Many of you know how much I detest forwarded surveys and any other forwards. The only thing that makes email surveys palatable is the fact that one can learn little known or little-cared about facts about their friends and family. And that is a good thing.
Getting to know people and their personal lives is interesting. It is rewarding to know, for instance, that your mom has been "so much in love that it made her cry." It is also very rewarding to find out that your name was listed as the answer to the question: Name the person least likely to respond to this survey. People can be funny sometimes.
The other day, I once again received a forwarded survey in my inbox. Allow me to quote verbatim (correcting a few typos) the first paragraph of this survey. It is interesting and is a lead-in for our theme this week.
"Okay, this is a cool new twist on the survey thing. Now you fill in the blanks about me. Got it? I want every one of you to do this and send it back to me.

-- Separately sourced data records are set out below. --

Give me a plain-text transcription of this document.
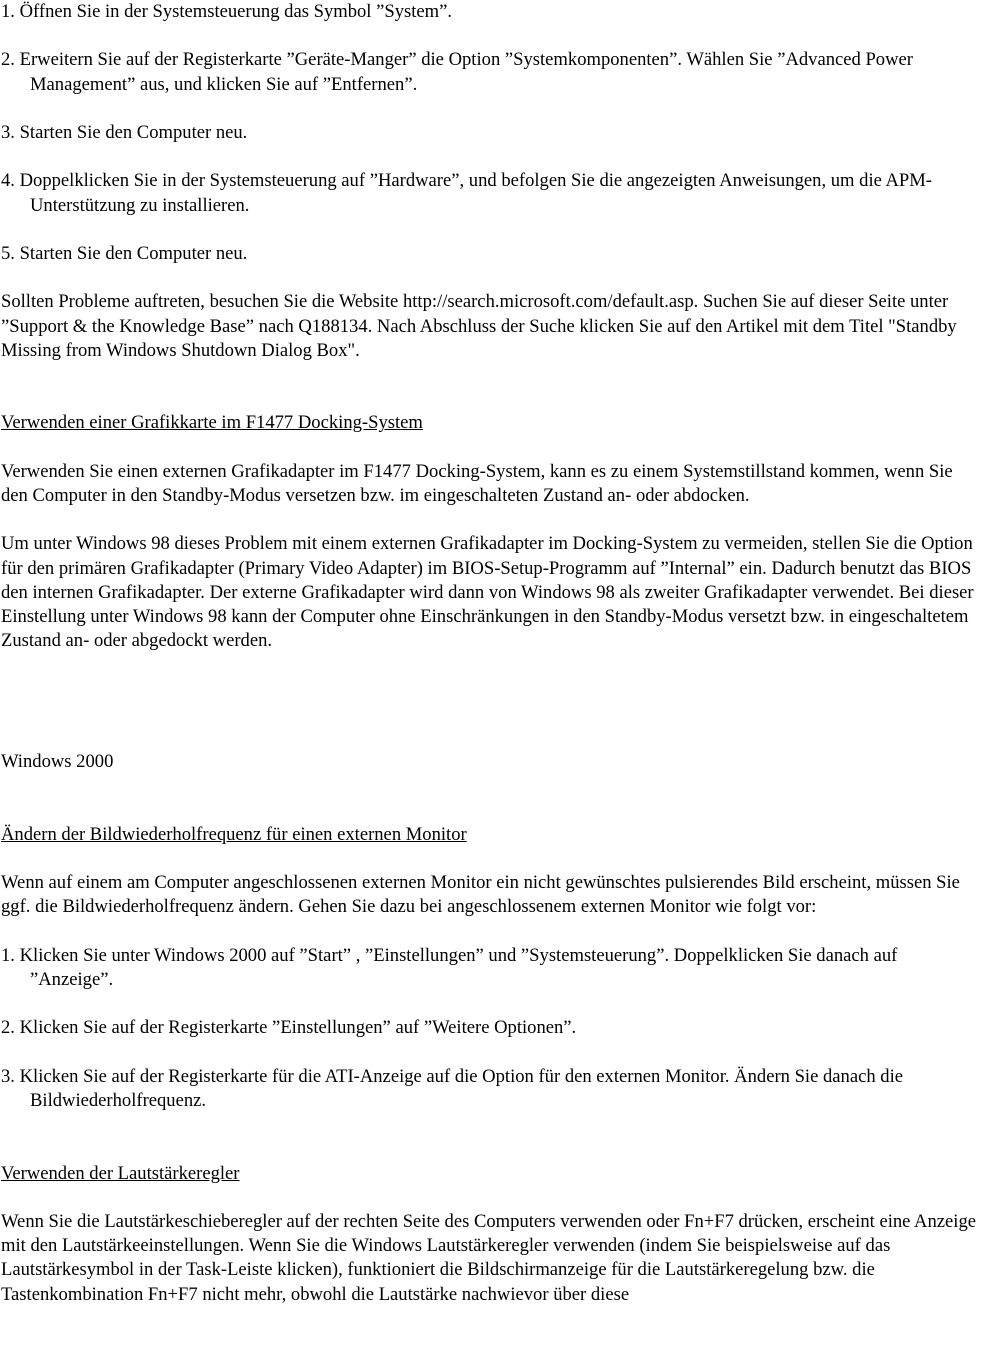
1. Öffnen Sie in der Systemsteuerung das Symbol ”System”.

2. Erweitern Sie auf der Registerkarte ”Geräte-Manger” die Option ”Systemkomponenten”. Wählen Sie ”Advanced Power Management” aus, und klicken Sie auf ”Entfernen”.

3. Starten Sie den Computer neu.

4. Doppelklicken Sie in der Systemsteuerung auf ”Hardware”, und befolgen Sie die angezeigten Anweisungen, um die APM-Unterstützung zu installieren.

5. Starten Sie den Computer neu.

Sollten Probleme auftreten, besuchen Sie die Website http://search.microsoft.com/default.asp. Suchen Sie auf dieser Seite unter ”Support & the Knowledge Base” nach Q188134. Nach Abschluss der Suche klicken Sie auf den Artikel mit dem Titel "Standby Missing from Windows Shutdown Dialog Box".

Verwenden einer Grafikkarte im F1477 Docking-System

Verwenden Sie einen externen Grafikadapter im F1477 Docking-System, kann es zu einem Systemstillstand kommen, wenn Sie den Computer in den Standby-Modus versetzen bzw. im eingeschalteten Zustand an- oder abdocken.

Um unter Windows 98 dieses Problem mit einem externen Grafikadapter im Docking-System zu vermeiden, stellen Sie die Option für den primären Grafikadapter (Primary Video Adapter) im BIOS-Setup-Programm auf ”Internal” ein. Dadurch benutzt das BIOS den internen Grafikadapter. Der externe Grafikadapter wird dann von Windows 98 als zweiter Grafikadapter verwendet. Bei dieser Einstellung unter Windows 98 kann der Computer ohne Einschränkungen in den Standby-Modus versetzt bzw. in eingeschaltetem Zustand an- oder abgedockt werden.

Windows 2000

Ändern der Bildwiederholfrequenz für einen externen Monitor

Wenn auf einem am Computer angeschlossenen externen Monitor ein nicht gewünschtes pulsierendes Bild erscheint, müssen Sie ggf. die Bildwiederholfrequenz ändern. Gehen Sie dazu bei angeschlossenem externen Monitor wie folgt vor:

1. Klicken Sie unter Windows 2000 auf ”Start” , ”Einstellungen” und ”Systemsteuerung”. Doppelklicken Sie danach auf ”Anzeige”.

2. Klicken Sie auf der Registerkarte ”Einstellungen” auf ”Weitere Optionen”.

3. Klicken Sie auf der Registerkarte für die ATI-Anzeige auf die Option für den externen Monitor. Ändern Sie danach die Bildwiederholfrequenz.

Verwenden der Lautstärkeregler

Wenn Sie die Lautstärkeschieberegler auf der rechten Seite des Computers verwenden oder Fn+F7 drücken, erscheint eine Anzeige mit den Lautstärkeeinstellungen. Wenn Sie die Windows Lautstärkeregler verwenden (indem Sie beispielsweise auf das Lautstärkesymbol in der Task-Leiste klicken), funktioniert die Bildschirmanzeige für die Lautstärkeregelung bzw. die Tastenkombination Fn+F7 nicht mehr, obwohl die Lautstärke nachwievor über diese
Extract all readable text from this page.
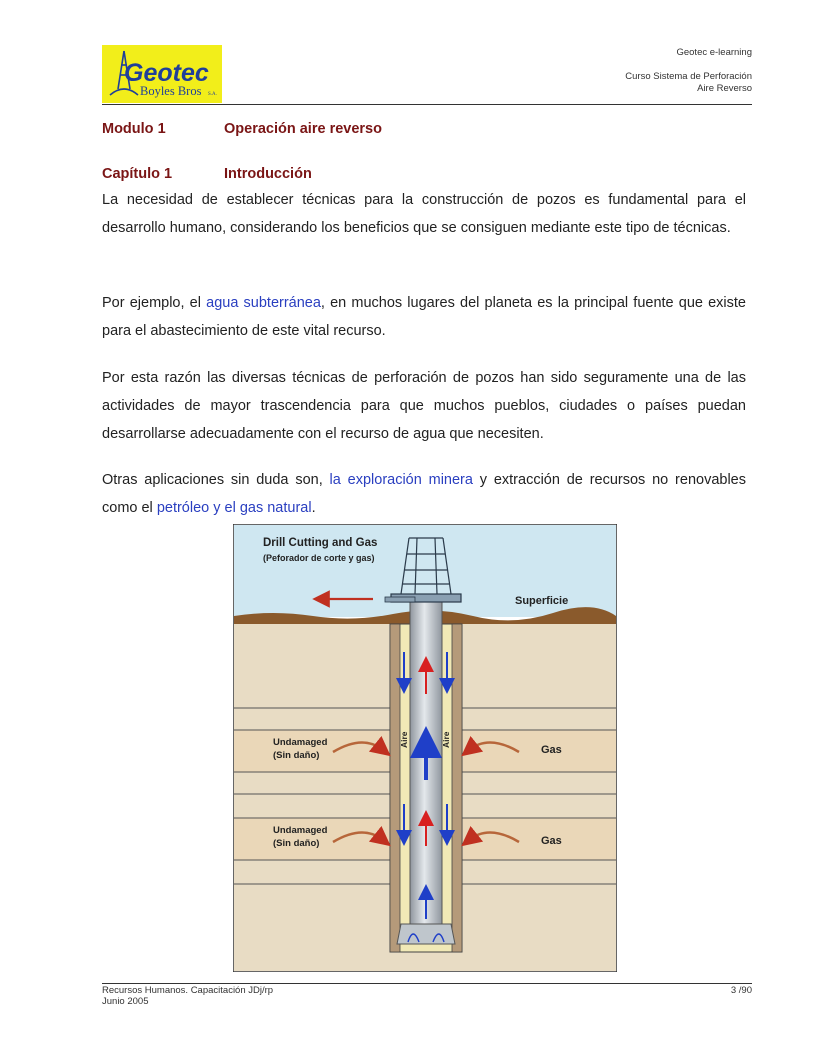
Geotec
Boyles Bros S.A.
Geotec e-learning
Curso Sistema de Perforación
Aire Reverso
Modulo 1	Operación aire reverso
Capítulo 1	Introducción
La necesidad de establecer técnicas para la construcción de pozos es fundamental para el desarrollo humano, considerando los beneficios que se consiguen mediante este tipo de técnicas.
Por ejemplo, el agua subterránea, en muchos lugares del planeta es la principal fuente que existe para el abastecimiento de este vital recurso.
Por esta razón las diversas técnicas de perforación de pozos han sido seguramente una de las actividades de mayor trascendencia para que muchos pueblos, ciudades o países puedan desarrollarse adecuadamente con el recurso de agua que necesiten.
Otras aplicaciones sin duda son, la exploración minera y extracción de recursos no renovables como el petróleo y el gas natural.
Drill Cutting and Gas
(Peforador de corte y gas)
Superficie
Undamaged
(Sin daño)
Undamaged
(Sin daño)
Gas
Gas
Aire	Aire
Recursos Humanos. Capacitación JDj/rp
Junio 2005
3 /90
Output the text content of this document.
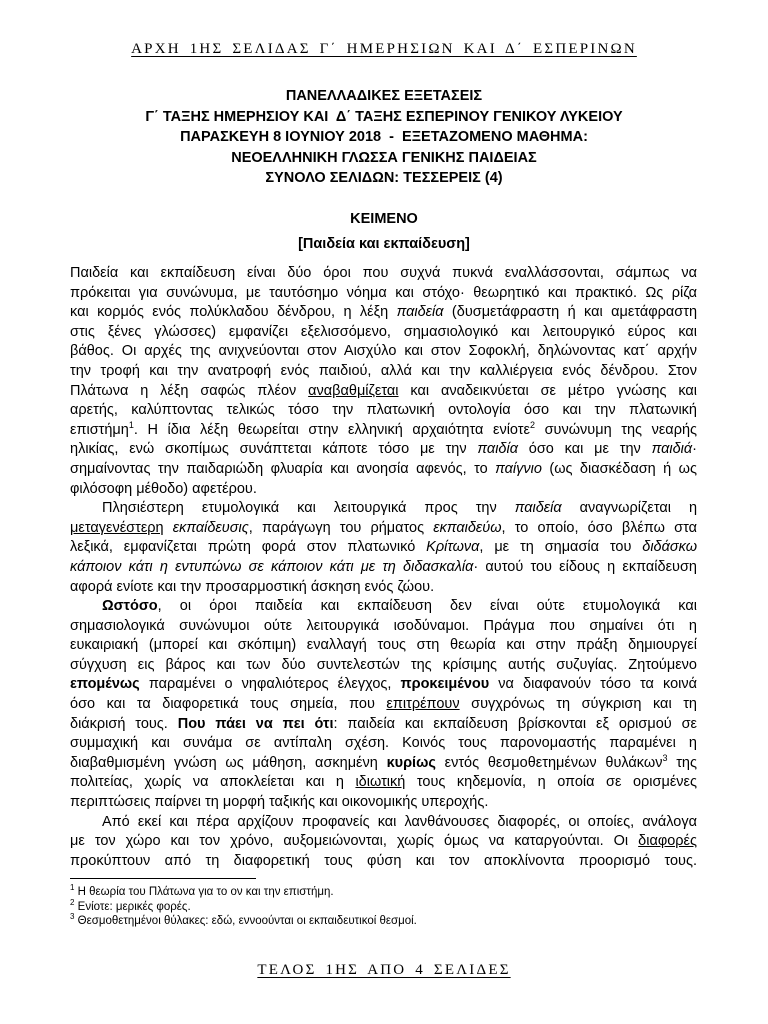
ΑΡΧΗ 1ΗΣ ΣΕΛΙΔΑΣ Γ΄ ΗΜΕΡΗΣΙΩΝ ΚΑΙ Δ΄ ΕΣΠΕΡΙΝΩΝ
ΠΑΝΕΛΛΑΔΙΚΕΣ ΕΞΕΤΑΣΕΙΣ
Γ΄ ΤΑΞΗΣ ΗΜΕΡΗΣΙΟΥ ΚΑΙ  Δ΄ ΤΑΞΗΣ ΕΣΠΕΡΙΝΟΥ ΓΕΝΙΚΟΥ ΛΥΚΕΙΟΥ
ΠΑΡΑΣΚΕΥΗ 8 ΙΟΥΝΙΟΥ 2018  -  ΕΞΕΤΑΖΟΜΕΝΟ ΜΑΘΗΜΑ:
ΝΕΟΕΛΛΗΝΙΚΗ ΓΛΩΣΣΑ ΓΕΝΙΚΗΣ ΠΑΙΔΕΙΑΣ
ΣΥΝΟΛΟ ΣΕΛΙΔΩΝ: ΤΕΣΣΕΡΕΙΣ (4)
ΚΕΙΜΕΝΟ
[Παιδεία και εκπαίδευση]
Παιδεία και εκπαίδευση είναι δύο όροι που συχνά πυκνά εναλλάσσονται, σάμπως να
πρόκειται για συνώνυμα, με ταυτόσημο νόημα και στόχο· θεωρητικό και πρακτικό. Ως ρίζα
και κορμός ενός πολύκλαδου δένδρου, η λέξη παιδεία (δυσμετάφραστη ή και αμετάφραστη
στις ξένες γλώσσες) εμφανίζει εξελισσόμενο, σημασιολογικό και λειτουργικό εύρος και
βάθος. Οι αρχές της ανιχνεύονται στον Αισχύλο και στον Σοφοκλή, δηλώνοντας κατ΄ αρχήν
την τροφή και την ανατροφή ενός παιδιού, αλλά και την καλλιέργεια ενός δένδρου. Στον
Πλάτωνα η λέξη σαφώς πλέον αναβαθμίζεται και αναδεικνύεται σε μέτρο γνώσης και
αρετής, καλύπτοντας τελικώς τόσο την πλατωνική οντολογία όσο και την πλατωνική
επιστήμη$^1$. Η ίδια λέξη θεωρείται στην ελληνική αρχαιότητα ενίοτε$^2$ συνώνυμη της νεαρής
ηλικίας, ενώ σκοπίμως συνάπτεται κάποτε τόσο με την παιδία όσο και με την παιδιά·
σημαίνοντας την παιδαριώδη φλυαρία και ανοησία αφενός, το παίγνιο (ως διασκέδαση ή ως
φιλόσοφη μέθοδο) αφετέρου.
Πλησιέστερη ετυμολογικά και λειτουργικά προς την παιδεία αναγνωρίζεται η
μεταγενέστερη εκπαίδευσις, παράγωγη του ρήματος εκπαιδεύω, το οποίο, όσο βλέπω στα
λεξικά, εμφανίζεται πρώτη φορά στον πλατωνικό Κρίτωνα, με τη σημασία του διδάσκω
κάποιον κάτι η εντυπώνω σε κάποιον κάτι με τη διδασκαλία· αυτού του είδους η εκπαίδευση
αφορά ενίοτε και την προσαρμοστική άσκηση ενός ζώου.
Ωστόσο, οι όροι παιδεία και εκπαίδευση δεν είναι ούτε ετυμολογικά και
σημασιολογικά συνώνυμοι ούτε λειτουργικά ισοδύναμοι. Πράγμα που σημαίνει ότι η
ευκαιριακή (μπορεί και σκόπιμη) εναλλαγή τους στη θεωρία και στην πράξη δημιουργεί
σύγχυση εις βάρος και των δύο συντελεστών της κρίσιμης αυτής συζυγίας. Ζητούμενο
επομένως παραμένει ο νηφαλιότερος έλεγχος, προκειμένου να διαφανούν τόσο τα κοινά
όσο και τα διαφορετικά τους σημεία, που επιτρέπουν συγχρόνως τη σύγκριση και τη
διάκρισή τους. Που πάει να πει ότι: παιδεία και εκπαίδευση βρίσκονται εξ ορισμού σε
συμμαχική και συνάμα σε αντίπαλη σχέση. Κοινός τους παρονομαστής παραμένει η
διαβαθμισμένη γνώση ως μάθηση, ασκημένη κυρίως εντός θεσμοθετημένων θυλάκων$^3$ της
πολιτείας, χωρίς να αποκλείεται και η ιδιωτική τους κηδεμονία, η οποία σε ορισμένες
περιπτώσεις παίρνει τη μορφή ταξικής και οικονομικής υπεροχής.
Από εκεί και πέρα αρχίζουν προφανείς και λανθάνουσες διαφορές, οι οποίες, ανάλογα
με τον χώρο και τον χρόνο, αυξομειώνονται, χωρίς όμως να καταργούνται. Οι διαφορές
προκύπτουν από τη διαφορετική τους φύση και τον αποκλίνοντα προορισμό τους.
$^1$ Η θεωρία του Πλάτωνα για το ον και την επιστήμη.
$^2$ Ενίοτε: μερικές φορές.
$^3$ Θεσμοθετημένοι θύλακες: εδώ, εννοούνται οι εκπαιδευτικοί θεσμοί.
ΤΕΛΟΣ 1ΗΣ ΑΠΟ 4 ΣΕΛΙΔΕΣ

Oh yeah, first send a blank one out to all your email buds so they can return the favor to you. Be honest. I can take it. If you're not sure about one, make it up! If you don't write back you'll be hearing about it! First, send this survey to everyone you know to see how well they know you."
OK—an interesting twist on the forwarded survey idea. This particular survey is backwards, though. The survey asks the recipient to answer a huge list of questions about the sender, indicating how well he/she knows his/her friend.
Hmmm. Interesting idea. Not interesting enough for me personally to fill out and email, but interesting enough.
The point of the email and what I want you to understand from me today, is how well do you know your friends? How well do you know your family members? Do you know the little things like favorite colors, middle names or special talents?
Those things may seem insignificant, but taking time to know those things can brighten another’s day. Realizing that you really know your friends is an encouraging thought. On the other hand, realizing that you do not know much about someone you consider a friend can be an eye-opener as well.
What does this have to do with teens? Good question.
Am I right, teens, in assuming that most of you feel as though your parents don’t really know you? Am I right to presume that many of you feel alienated in your family? Do you ever secretly wonder if your dad even realizes that you play on your school soccer team? Do your parents know who your closest friends are?
Parents, these are critical questions that you would do well to answer. Do you know little, insignificant bits of information, like what is your teen’s worst fear? Or what is your teen’s favorite hangout? These are definitely important things to know as a parent.
But I’m not really even talking about knowing all the answers about your teens’ lives. I’m talking just knowing more about your teenagers. You gave birth to them. You support them every day, giving them lunch money or a weekly allowance. You give them food and space to call their own.
But how well do you really know your teenager? The little things in life may seem minor and unimportant to you, but to your son or daughter, your knowing them … really knowing them, is of the utmost importance. It means you care. It means you are willing to take the time and energy necessary in getting to know them.
We all know you do love your teens, but knowing more about them would be a good way to show it.